Claire King, associate director of the Center for P–16 Research and Collaboration, serves as the university’s Early College liaison. “The role of liaison, broker or translator is that of trying to understand the needs of the Early College High School partner,” said King. “On the university side, it may be necessary to navigate the process of credentialing teachers to teach university credit courses or providing professional development or graduate classes which would qualify high school teachers to teach college courses. Or, on the high school side, the liaison may assist in determining which courses would benefit the student and be transferable based upon career objectives.”
Acting as translators, university liaisons help high school students and counselors use the Core Transfer Library, which is an online collection of all of the courses universities have agreed to accept as transferable. King said, “Since few schools have adequate funding or staff to navigate external systems to procure and connect to programs and resources, university liaisons are a valuable asset and serve to strengthen Early College High School and university partnerships.”

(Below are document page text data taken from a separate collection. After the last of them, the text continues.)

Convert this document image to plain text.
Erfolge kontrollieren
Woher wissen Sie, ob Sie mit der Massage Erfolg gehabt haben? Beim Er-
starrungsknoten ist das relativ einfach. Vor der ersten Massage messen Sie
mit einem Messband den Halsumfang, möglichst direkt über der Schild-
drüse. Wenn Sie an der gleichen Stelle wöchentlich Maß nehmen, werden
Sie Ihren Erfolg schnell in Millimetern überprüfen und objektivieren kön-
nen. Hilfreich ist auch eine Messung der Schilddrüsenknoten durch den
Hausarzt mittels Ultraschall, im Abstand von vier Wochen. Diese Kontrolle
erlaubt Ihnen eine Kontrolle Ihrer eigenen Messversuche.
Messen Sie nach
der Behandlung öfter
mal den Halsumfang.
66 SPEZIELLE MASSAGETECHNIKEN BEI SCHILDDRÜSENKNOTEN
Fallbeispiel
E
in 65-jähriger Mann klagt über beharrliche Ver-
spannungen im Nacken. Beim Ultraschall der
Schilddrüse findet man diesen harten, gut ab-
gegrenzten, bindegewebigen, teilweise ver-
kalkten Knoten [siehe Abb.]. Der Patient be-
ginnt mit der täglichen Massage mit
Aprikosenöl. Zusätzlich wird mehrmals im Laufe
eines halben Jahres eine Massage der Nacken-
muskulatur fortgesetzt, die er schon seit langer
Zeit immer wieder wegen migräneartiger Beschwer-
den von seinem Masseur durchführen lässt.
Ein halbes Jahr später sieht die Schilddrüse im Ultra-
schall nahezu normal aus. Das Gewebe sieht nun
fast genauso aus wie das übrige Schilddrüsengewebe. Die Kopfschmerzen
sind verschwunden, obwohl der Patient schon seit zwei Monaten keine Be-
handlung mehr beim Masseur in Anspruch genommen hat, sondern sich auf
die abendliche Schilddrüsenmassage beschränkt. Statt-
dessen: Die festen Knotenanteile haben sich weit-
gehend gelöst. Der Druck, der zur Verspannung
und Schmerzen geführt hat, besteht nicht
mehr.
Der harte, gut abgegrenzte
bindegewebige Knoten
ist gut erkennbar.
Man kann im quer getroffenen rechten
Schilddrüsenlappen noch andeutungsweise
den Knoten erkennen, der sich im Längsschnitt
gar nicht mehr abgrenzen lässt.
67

King also sees her role as helping university faculty understand the importance of ensuring that college and its resources are accessible to first-generation, low-income students. “Not only does it ensure future applicants to the university, but more importantly it serves as a civic duty to open doors of opportunity to the underserved,” said King.

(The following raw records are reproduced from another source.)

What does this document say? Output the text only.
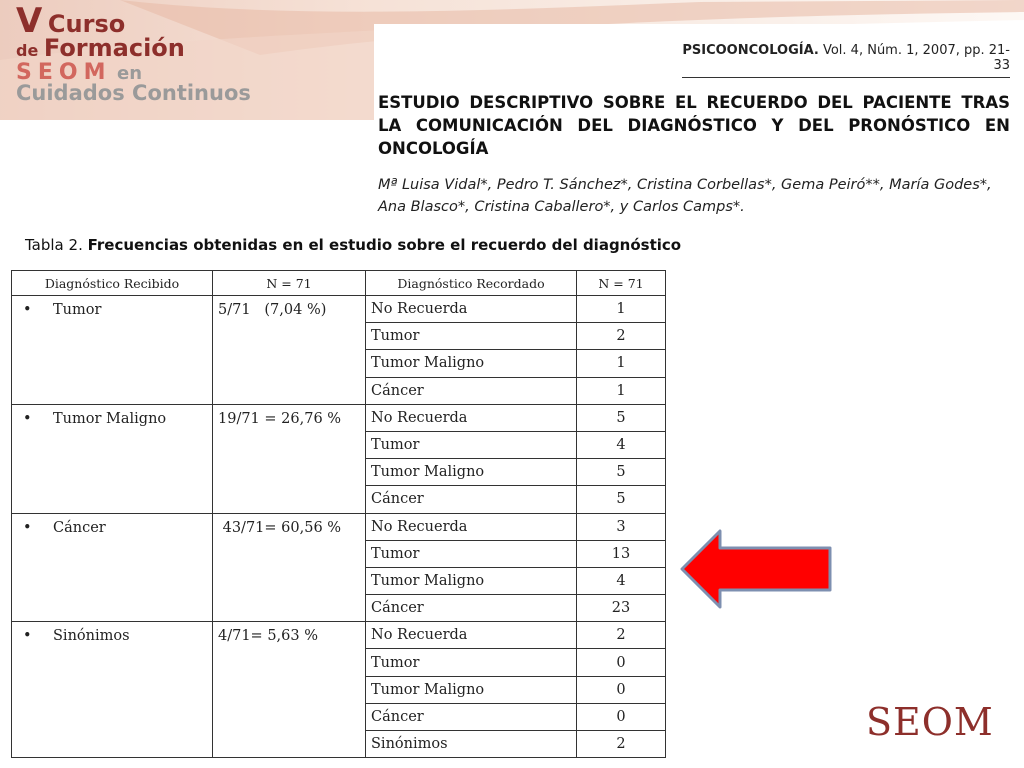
V Curso
de Formación
SEOM en
Cuidados Continuos
PSICOONCOLOGÍA. Vol. 4, Núm. 1, 2007, pp. 21-33
ESTUDIO DESCRIPTIVO SOBRE EL RECUERDO DEL PACIENTE TRAS LA COMUNICACIÓN DEL DIAGNÓSTICO Y DEL PRONÓSTICO EN ONCOLOGÍA
Mª Luisa Vidal*, Pedro T. Sánchez*, Cristina Corbellas*, Gema Peiró**, María Godes*, Ana Blasco*, Cristina Caballero*, y Carlos Camps*.
Tabla 2. Frecuencias obtenidas en el estudio sobre el recuerdo del diagnóstico
Diagnóstico Recibido	N = 71	Diagnóstico Recordado	N = 71
• Tumor	5/71   (7,04 %)	No Recuerda	1
		Tumor	2
		Tumor Maligno	1
		Cáncer	1
• Tumor Maligno	19/71 = 26,76 %	No Recuerda	5
		Tumor	4
		Tumor Maligno	5
		Cáncer	5
• Cáncer	43/71= 60,56 %	No Recuerda	3
		Tumor	13
		Tumor Maligno	4
		Cáncer	23
• Sinónimos	4/71= 5,63 %	No Recuerda	2
		Tumor	0
		Tumor Maligno	0
		Cáncer	0
		Sinónimos	2
SEOM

To ensure diverse opportunities for students, Riley High School and Indiana University–Bloomington have extended their partnership to include Notre Dame University, Ivy Tech Community College–South Bend and Indiana University–South Bend. This collaboration has allowed the school to create a clear vision for best serving its students.
“From the very beginning, Riley included the English as a second language and special education teachers as a part of the planning process. They were really thinking about those students who had not been served by dual credit courses in the past—those least likely to attend postsecondary schools and those without someone to advocate for them or those ESL students whose parents may not have been aware of the university opportunities. Having those teachers onboard from the beginning has been really brilliant on the part of Riley High School,” said King.
The Center for P–16 Research and Collaboration also is working with the Monroe County Community School Corporation to establish Early College High Schools at Bloomington High School North and Bloomington High School South. One of the early successes of the Early College/Indiana University partnership was the fostering of a mentoring program with the Bloomington Chamber of Commerce and the university’s graduate students in education. Both groups have established a monthly mentoring program for career and academic support. Indiana University undergraduate students provide tutoring in math and science to Early College High School students.
The role of university liaison plays a vital role in building and sustaining Early College High School and university partnerships. Such pre-collegiate programs and strategic partnerships serve both students and teachers by providing information, mentoring, tutoring, campus visits, scholarship opportunities, and professional development. As a result, students are learning that they have the ability to succeed in college classes, making them more likely to pursue higher education.